The goal of this chapter is to understand a few of the limitations with EKS on Fargate.
Fargate may offer a lot of ease of use features, lowering the threshold to use EKS, but it also comes with certain limitations. They may or may not be deal breakers so it is important to discuss them.
Persistent volumes are not supported for pods running on Fargate.
Just for fun, lets try scheduling a stateful pod on Fargate.
kubectl apply -f stateful_test.yaml
The pod will have the status Pending
forever, and if you describe the pod you should see a similar event to below.

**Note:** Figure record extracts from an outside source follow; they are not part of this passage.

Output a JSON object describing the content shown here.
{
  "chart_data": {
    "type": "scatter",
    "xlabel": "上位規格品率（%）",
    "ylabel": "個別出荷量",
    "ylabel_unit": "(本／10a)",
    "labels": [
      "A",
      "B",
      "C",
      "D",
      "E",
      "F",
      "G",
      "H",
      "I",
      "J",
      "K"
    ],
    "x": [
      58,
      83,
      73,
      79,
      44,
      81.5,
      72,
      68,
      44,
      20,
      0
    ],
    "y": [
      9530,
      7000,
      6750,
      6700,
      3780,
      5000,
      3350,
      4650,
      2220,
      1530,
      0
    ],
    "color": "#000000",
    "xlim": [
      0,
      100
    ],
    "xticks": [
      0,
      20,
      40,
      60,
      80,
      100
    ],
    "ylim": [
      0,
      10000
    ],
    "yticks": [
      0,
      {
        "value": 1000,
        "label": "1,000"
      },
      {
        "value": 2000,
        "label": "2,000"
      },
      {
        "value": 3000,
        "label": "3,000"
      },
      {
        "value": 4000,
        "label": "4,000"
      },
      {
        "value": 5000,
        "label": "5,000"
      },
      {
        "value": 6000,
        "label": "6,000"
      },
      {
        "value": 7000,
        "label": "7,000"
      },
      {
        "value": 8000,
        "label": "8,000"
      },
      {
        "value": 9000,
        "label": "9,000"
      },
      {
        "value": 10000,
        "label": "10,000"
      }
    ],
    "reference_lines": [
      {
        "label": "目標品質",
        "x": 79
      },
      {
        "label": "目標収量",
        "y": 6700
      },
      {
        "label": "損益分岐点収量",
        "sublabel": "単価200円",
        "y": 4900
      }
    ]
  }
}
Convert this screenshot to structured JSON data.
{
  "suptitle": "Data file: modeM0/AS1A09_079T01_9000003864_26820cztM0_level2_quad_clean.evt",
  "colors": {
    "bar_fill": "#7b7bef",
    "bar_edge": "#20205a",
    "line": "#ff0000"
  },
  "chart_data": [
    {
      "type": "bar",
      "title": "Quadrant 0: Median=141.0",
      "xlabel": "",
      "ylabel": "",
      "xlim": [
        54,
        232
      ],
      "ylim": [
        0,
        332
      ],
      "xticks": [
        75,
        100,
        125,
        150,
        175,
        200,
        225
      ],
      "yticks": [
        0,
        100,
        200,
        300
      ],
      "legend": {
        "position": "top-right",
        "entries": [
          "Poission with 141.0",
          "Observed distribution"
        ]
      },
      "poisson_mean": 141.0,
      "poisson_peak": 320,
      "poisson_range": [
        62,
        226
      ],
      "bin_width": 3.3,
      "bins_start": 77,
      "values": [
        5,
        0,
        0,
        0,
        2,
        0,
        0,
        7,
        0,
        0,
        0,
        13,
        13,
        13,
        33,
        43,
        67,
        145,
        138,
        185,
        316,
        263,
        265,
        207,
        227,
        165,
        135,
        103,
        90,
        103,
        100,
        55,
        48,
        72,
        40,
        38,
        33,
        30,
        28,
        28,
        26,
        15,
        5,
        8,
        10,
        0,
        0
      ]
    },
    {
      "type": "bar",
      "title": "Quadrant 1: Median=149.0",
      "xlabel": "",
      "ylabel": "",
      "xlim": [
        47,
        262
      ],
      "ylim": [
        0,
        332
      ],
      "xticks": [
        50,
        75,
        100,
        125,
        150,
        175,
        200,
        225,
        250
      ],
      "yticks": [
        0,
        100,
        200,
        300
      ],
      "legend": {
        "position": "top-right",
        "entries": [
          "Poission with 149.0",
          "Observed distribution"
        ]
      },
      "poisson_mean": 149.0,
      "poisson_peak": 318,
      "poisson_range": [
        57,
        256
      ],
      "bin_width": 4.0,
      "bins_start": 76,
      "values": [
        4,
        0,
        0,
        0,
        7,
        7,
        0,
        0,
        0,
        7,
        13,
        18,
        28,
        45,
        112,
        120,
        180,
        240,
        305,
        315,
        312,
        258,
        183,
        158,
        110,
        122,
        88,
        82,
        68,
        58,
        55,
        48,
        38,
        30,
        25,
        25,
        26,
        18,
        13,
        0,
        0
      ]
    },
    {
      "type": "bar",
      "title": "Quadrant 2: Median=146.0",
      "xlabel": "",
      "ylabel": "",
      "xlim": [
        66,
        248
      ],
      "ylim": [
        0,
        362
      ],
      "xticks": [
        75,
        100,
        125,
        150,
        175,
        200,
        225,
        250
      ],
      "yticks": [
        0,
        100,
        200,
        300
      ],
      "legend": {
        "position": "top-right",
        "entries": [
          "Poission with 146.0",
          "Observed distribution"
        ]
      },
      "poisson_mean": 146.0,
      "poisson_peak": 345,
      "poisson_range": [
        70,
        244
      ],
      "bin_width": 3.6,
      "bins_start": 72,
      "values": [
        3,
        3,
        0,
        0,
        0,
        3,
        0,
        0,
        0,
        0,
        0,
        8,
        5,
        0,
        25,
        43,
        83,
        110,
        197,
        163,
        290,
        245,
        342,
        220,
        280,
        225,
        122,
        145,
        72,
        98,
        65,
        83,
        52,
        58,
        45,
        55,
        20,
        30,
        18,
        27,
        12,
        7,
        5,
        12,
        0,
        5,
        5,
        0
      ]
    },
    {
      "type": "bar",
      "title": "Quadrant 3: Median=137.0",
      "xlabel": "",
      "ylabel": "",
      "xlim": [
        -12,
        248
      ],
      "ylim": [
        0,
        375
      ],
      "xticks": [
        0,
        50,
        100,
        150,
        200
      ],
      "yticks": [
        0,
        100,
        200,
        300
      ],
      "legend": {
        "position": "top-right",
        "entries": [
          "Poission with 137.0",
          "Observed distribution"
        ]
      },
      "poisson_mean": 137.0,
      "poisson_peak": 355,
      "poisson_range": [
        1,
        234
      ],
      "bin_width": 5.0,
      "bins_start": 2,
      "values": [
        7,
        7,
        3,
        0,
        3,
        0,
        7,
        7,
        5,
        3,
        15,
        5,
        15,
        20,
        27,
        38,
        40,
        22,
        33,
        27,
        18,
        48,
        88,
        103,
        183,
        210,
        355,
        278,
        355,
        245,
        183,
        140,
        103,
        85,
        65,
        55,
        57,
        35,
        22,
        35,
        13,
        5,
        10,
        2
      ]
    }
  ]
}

So if you ever face this problem you know the reason why scheduling on Fargate does not work.
Warning FailedScheduling <unknown> fargate-scheduler Pod not supported on Fargate: volumes not supported: test-volume
Make sure to delete the pod when you are done.
kubectl delete -f stateful_test.yaml
Head to head scheduling a pod on Fargate will be slower than EC2. This is most likely because when running on Fargate a microVM has to be created and kubelet has to start and join the cluster before the pod can be started. It is understandable that Fargate would be slower, but how much slower is it?
Measure the time it takes for a pod to complete on Fargate and EC2.
./meaure_time.sh
The EC2 job will complete in a couple of seconds while the Fargate job will take around two to four minutes to complete. The job is set to always pull the image, even if it is very small, to remove any benefit that the EC2 job may get from not having to pull the image. It was not a surprise that the Fargate job would take longer, but it something to be aware of. A counter argument that could be made is that in the long run the times will even out. A worker node under load may take significantly longer to start a pod. Additionally if the cluster would have to scale to provide for the resource requests Fargate would be faster than EC2.